WP4: Improved algorithms for phenotype-driven rare disease differential diagnostics
WP leader : Charité; Participants: Hospital for Sick Children, Garvan Institute
WP4 will utilize HPO, ORDO, and patient datasets (e.g. PhenomeCentral) for improved diagnostics (Exomiser [https://www.sanger.ac.uk/resources/software/exomiser/] and Phenix [http://compbio.charite.de/PhenIX/]). We have previously developed BOQA, a Bayesian ontology query algorithm that is designed to exploit information about the frequency of each phenotypic abnormality amongst all patients with a given disease. BOQA uses this information to weight the phenotypic abnormalities of the query, and we showed that this improves the results of searching using a small set of diseases that were available at the time with sufficient frequency information . We have shown in the original project on BOQA that information on the frequency at which a phenotype occurs within a disease population can increase the accuracy of the differential diagnosis. However, the amount of frequency data we had for the project was extremely limited (several hundred datapoints).

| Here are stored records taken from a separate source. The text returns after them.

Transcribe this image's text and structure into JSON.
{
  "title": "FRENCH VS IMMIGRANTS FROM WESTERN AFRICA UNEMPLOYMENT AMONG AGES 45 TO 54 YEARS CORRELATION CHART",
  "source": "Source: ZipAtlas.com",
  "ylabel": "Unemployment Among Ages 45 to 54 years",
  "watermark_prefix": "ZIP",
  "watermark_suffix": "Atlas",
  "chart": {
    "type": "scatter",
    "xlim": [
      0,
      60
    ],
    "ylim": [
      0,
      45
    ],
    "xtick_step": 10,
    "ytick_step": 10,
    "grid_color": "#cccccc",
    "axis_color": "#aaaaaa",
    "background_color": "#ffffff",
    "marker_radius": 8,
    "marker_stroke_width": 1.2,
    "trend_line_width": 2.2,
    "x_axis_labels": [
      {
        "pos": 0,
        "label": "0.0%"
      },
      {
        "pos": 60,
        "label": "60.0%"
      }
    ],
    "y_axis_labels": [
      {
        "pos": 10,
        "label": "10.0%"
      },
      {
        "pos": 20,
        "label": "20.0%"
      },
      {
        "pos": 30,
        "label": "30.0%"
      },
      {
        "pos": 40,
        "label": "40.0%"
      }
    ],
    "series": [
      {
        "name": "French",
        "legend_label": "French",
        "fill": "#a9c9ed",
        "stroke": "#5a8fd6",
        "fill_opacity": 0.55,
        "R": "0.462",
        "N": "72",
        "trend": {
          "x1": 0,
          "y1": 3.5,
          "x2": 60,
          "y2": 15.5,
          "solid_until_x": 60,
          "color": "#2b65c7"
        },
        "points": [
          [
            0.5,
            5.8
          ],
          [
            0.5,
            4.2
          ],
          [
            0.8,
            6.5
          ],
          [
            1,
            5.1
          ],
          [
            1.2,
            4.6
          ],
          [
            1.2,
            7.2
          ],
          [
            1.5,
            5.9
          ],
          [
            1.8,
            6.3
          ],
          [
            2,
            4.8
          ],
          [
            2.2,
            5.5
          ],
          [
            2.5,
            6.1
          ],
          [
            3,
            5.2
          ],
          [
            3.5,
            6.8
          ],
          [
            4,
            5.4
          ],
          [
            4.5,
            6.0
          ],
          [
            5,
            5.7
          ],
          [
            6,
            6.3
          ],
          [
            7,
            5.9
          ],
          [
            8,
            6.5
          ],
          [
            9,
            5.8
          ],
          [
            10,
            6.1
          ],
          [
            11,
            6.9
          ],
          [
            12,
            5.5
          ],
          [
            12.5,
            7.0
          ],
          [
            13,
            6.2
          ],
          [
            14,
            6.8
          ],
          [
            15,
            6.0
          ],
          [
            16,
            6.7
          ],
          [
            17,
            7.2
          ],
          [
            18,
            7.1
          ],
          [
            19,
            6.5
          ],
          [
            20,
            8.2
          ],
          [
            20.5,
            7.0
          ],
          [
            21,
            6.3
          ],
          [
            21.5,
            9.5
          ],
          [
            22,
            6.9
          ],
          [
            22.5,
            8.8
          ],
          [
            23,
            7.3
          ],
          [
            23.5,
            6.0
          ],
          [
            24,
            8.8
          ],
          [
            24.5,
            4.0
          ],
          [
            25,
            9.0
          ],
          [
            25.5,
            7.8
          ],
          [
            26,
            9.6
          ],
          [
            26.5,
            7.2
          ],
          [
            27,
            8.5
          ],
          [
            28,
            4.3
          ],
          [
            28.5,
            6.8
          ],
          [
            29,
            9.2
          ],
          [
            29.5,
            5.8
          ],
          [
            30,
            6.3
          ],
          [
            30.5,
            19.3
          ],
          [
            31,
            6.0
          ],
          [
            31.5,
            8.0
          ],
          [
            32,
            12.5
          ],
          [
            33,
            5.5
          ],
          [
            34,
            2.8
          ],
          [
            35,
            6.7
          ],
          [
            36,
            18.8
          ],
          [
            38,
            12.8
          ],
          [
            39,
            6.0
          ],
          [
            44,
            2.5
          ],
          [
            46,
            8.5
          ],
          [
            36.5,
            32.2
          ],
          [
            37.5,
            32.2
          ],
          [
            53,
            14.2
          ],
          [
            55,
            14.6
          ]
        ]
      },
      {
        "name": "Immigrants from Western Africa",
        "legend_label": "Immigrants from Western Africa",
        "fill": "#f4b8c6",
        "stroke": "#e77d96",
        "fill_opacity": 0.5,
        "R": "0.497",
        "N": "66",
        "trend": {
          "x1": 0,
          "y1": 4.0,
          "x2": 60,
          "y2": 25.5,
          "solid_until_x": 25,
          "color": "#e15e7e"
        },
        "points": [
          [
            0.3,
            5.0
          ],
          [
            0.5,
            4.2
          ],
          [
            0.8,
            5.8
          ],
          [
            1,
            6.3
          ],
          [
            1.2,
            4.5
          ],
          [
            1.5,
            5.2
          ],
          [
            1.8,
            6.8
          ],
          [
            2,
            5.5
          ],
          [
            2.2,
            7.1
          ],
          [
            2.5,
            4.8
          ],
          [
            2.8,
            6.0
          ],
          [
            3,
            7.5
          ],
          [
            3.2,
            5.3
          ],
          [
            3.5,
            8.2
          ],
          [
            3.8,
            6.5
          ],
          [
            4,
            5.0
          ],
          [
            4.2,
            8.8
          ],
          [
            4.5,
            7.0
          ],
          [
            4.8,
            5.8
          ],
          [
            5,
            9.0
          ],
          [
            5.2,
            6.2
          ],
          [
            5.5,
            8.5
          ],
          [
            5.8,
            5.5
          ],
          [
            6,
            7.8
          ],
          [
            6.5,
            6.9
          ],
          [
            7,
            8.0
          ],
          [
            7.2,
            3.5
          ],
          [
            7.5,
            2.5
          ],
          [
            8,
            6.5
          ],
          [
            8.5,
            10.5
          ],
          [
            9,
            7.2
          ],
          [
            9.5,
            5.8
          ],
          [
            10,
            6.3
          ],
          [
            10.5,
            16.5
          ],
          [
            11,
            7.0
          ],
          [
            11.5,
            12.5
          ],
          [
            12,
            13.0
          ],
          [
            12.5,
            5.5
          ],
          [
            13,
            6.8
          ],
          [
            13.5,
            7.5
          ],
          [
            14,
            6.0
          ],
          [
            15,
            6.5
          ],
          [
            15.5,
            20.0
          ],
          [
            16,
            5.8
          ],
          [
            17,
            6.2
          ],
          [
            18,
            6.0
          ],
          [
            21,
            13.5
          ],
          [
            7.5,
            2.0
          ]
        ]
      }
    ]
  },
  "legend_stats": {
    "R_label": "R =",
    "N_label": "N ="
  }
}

WP5. Project coordination and management
WP leader : INSERM – Participants : Charité, Toronto, Garvan, EBI
The main objective of this WP is to manage the project and to make sure that it is implemented as planned. It will also provide day-to-day administrative support to the partners. The coordination team will also ensure the dissemination of the project achievements through Orphanews (17,000 subscribers), papers and conferences.